A few months ago builder Glen Newman, owner of Newman Building Concepts, began renovating a house in Ocean Gate. As he was cleaning out the residence to modernize its contents for a rental property, Newman made a startling discovery: In the basement he found a heavy, 16-inch square cement stone. On one side was an English inscription, “I.F. Silberstein, Sept. 3, 1883,” and on the other side was Hebrew lettering. Newman couldn’t tell its exact weight, but it was heavy enough for him to know that he would need a flatbed truck to transport it.

“I knew this was some kind of Jewish artifact from the Hebrew inscription on the back,” he said. “From what I gathered, this has been in this house for some time and it belongs in a museum.”

Newman, who is not Jewish, recognized the artifact as a cornerstone for a building, but neither he nor the previous owner, also not Jewish, knew where the stone originated or how it arrived at the Ocean County home.

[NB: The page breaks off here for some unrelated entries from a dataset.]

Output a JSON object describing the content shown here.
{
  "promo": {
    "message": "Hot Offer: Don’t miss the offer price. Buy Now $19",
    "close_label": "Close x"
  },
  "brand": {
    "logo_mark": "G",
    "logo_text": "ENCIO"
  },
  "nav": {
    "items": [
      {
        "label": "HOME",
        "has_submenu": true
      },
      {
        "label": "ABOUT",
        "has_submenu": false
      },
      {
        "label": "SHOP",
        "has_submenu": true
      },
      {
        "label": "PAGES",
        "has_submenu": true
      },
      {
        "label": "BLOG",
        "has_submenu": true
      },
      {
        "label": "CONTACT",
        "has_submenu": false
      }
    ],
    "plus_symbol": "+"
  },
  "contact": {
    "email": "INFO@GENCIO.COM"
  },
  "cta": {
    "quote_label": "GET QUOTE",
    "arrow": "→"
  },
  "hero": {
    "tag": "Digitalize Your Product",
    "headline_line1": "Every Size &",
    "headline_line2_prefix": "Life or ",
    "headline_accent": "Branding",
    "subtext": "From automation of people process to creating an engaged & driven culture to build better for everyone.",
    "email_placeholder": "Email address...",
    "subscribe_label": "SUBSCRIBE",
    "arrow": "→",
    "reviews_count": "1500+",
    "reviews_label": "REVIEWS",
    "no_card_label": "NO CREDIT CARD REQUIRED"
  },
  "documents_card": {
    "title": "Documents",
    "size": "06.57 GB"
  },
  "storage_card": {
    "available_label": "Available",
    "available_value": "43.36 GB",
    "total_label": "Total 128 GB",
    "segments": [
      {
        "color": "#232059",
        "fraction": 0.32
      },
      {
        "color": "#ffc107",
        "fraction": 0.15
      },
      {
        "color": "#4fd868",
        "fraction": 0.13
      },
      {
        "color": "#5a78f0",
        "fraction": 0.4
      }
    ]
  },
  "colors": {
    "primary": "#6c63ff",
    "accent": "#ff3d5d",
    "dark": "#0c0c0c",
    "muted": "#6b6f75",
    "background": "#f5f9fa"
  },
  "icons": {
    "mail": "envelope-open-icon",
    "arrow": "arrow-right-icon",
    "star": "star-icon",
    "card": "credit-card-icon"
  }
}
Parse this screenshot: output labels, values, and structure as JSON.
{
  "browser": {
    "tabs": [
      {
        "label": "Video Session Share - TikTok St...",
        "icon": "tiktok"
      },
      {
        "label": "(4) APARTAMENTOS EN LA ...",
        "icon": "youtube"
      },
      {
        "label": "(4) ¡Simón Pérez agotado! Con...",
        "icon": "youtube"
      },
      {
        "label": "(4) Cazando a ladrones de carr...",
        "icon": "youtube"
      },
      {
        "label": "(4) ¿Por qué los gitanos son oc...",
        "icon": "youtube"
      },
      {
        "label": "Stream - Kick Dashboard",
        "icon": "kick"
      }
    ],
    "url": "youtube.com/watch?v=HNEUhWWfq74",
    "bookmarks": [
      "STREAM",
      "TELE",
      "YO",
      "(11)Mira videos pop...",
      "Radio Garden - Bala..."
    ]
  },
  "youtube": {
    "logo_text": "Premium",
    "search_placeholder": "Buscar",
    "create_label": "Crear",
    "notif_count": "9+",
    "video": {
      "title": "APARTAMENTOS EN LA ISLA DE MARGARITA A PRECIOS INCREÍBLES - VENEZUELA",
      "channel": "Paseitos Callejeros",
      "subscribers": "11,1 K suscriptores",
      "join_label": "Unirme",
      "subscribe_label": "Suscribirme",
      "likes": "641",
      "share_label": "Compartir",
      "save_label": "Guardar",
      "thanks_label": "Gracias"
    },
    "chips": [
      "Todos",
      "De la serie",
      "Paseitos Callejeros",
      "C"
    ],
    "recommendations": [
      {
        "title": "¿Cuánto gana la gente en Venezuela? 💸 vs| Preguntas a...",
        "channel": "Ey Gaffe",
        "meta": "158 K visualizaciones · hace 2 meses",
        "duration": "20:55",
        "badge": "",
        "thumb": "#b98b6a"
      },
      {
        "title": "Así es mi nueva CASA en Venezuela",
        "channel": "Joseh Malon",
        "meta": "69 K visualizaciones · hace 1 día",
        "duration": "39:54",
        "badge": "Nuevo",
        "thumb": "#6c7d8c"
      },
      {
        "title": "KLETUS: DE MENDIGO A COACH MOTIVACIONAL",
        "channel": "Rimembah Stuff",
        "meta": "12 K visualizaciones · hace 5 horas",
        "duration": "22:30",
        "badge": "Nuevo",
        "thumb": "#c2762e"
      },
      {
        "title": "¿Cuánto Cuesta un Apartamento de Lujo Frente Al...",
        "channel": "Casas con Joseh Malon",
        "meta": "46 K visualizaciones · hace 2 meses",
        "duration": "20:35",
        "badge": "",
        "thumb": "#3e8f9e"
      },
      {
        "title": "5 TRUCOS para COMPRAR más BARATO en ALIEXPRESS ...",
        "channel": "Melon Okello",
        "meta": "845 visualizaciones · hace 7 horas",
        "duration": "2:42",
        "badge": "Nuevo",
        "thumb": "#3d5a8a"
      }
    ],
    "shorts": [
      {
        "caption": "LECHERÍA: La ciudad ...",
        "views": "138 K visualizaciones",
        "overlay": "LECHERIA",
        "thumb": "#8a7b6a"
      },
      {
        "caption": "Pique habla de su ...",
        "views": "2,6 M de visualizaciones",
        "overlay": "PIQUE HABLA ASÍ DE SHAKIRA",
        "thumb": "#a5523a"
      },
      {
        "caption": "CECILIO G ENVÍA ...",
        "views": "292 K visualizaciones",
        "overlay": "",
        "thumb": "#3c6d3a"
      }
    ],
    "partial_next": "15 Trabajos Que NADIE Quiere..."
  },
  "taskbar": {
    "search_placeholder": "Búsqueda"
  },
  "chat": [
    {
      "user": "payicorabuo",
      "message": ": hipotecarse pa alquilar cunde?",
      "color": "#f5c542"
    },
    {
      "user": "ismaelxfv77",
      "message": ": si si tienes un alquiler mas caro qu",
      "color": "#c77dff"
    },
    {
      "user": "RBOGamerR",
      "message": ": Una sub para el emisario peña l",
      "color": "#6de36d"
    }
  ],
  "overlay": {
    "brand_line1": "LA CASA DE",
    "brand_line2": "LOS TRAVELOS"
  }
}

Even now, after months of sleuthing and enlisting the help of volunteers and historical society professionals, some details remain shrouded in mystery.

After discovering the stone, Newman’s first call was to a Jewish resident of Ocean Gate, Cantor Emeritus Daniel Green of Congregation B’nai Israel in Toms River, who translated the words above the Hebrew inscription as a common phrase to memorialize an individual, “to be remembered forever will be my name from generation to generation.” Underneath is the name, in Hebrew, Yitzchak Shraga the son of Yitzchak Shraga, and the Hebrew date of the second day of Rosh Chodesh Elul 5643, which corresponds to Sept. 3, 1883, the same date written on the English side.

But here the plot thickens.

“It is memorializing someone, but is it I.F. Silberstein? Because he didn’t die in 1883,” Green told NJJN.

Green reached out to the Jewish Historical Society of NJ (JHS). There, archivist Jill Hershorin found a record for an Isaac P. Silberstein (as opposed to I. F.), Silberstein who died at the age of 64 on May 26, 1907, and is buried in Union Field Cemetery in Irvington. Hershorin wonders if perhaps the cemetery records were originally copied by hand and the “F” was misread as a “P.”

In fact, there was a local Isaac Fievel Silberstein, who was born in 1843 in Germany, and died, as recorded on the stone in the Union Field Cemetery, on May 26, 1907, at age 64, according to Newark researcher and historian Mark Gordon, who sits on the board of trustees of the Newark Preservation and Landmarks Committee. Gordon surmised that, if indeed the stones were made for the same individual, the reason the cornerstone unearthed by Newman used an F for the middle initial whereas the gravestone used a P was because Silberstein anglicized his name from Fievel to Philip.

The Hebrew side of the cornerstone memorializes “Yitzchak Shraga, the son of Yitzchak Shraga”; the other side is dated Sept. 3, 1883 and includes the name I.F. Silberstein.

Isaac F. Silberstein, Gordon confirmed to NJJN, was a player in the bustling hat business that existed in Newark at the turn of the century. A 1908 edition of “The American Hatter,” a leading industry trade publication at the time, contained a small article about the Silberstein, Flexner and Gottlieb company moving into a larger space in a building under construction at Kipp and Rose streets.

“The Silberstein headquarters was made up of several buildings that were eventually connected, according to my research and what I have theorized,” Gordon told NJJN. He believes construction began in 1883 and was completed in 1911.

“I think they may have started with a small building of which we may have the cornerstone,” said Gordon, who suggested that Silberstein was ill “or thought he may not live much longer, so he had the inscription put on the back of the stone.”

Researchers have not found any living Silberstein descendants.

No matter where it came from, Newman said the cornerstone should be returned to a place of prominence honoring the era of manufacturing in Newark and the Jewish community that played a vital role in developing it.

“I’d really like to find it a home,” he said.